Optimal non-Gaussian operations in difference-intensity detection and parity detection-based Mach-Zehnder interferometer

TL;DR

This paper explores how probabilistic non-Gaussian operations like photon subtraction, addition, and catalysis can optimize phase estimation in Mach-Zehnder interferometers with difference-intensity and parity detection, providing practical parameters for experimental implementation.

Contribution

It identifies the most effective non-Gaussian operations for each detection scheme and derives a general moment-generating function useful for various detection methods.

Findings

Photon catalysis is optimal for difference-intensity detection-based MZI.

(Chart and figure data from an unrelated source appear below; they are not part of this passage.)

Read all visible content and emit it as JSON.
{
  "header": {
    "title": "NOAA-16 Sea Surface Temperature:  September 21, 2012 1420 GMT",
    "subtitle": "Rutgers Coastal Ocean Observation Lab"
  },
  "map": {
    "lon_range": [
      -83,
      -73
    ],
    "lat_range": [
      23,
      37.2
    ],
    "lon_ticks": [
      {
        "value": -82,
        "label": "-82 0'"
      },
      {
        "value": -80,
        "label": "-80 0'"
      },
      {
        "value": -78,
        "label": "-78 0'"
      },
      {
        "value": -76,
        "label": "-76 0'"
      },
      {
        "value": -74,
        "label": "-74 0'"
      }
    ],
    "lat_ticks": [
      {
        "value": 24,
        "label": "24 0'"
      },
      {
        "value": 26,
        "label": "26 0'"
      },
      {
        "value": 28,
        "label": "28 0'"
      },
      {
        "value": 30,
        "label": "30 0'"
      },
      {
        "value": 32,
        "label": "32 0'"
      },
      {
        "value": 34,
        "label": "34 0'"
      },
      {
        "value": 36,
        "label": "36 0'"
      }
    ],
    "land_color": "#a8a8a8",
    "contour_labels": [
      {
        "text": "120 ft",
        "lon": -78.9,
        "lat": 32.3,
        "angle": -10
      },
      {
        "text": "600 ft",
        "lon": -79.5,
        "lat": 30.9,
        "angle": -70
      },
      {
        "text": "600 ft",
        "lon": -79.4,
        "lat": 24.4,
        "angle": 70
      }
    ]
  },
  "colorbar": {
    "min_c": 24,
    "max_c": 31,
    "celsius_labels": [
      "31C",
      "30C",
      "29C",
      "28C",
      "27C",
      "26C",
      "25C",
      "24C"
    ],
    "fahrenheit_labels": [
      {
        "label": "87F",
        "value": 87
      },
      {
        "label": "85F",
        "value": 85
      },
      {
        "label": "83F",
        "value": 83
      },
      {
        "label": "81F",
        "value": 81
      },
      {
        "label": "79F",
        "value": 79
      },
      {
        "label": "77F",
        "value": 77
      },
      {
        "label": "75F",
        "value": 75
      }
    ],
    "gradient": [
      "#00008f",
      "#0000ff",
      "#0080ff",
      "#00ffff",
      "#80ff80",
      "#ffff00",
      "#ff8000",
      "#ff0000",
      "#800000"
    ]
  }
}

Photon addition is optimal for parity detection-based MZI.

The study provides specific squeezing and transmissivity parameters for best performance.

Abstract

We investigate the benefits of probabilistic non-Gaussian operations in phase estimation using difference-intensity and parity detection-based Mach-Zehnder interferometers (MZI). We consider an experimentally implementable model to perform three different non-Gaussian operations, namely photon subtraction (PS), photon addition (PA), and photon catalysis (PC) on a single-mode squeezed vacuum (SSV) state. In difference-intensity detection-based MZI, two PC operation is found to be the most optimal, while for parity detection-based MZI, two PA operation emerges as the most optimal process. We have also provided the corresponding squeezing and transmissivity parameters at best performance, making our study relevant for experimentalists. Further, we have derived the general expression of moment-generating function, which shall be useful in exploring other detection schemes such as homodyne detection and quadratic homodyne detection.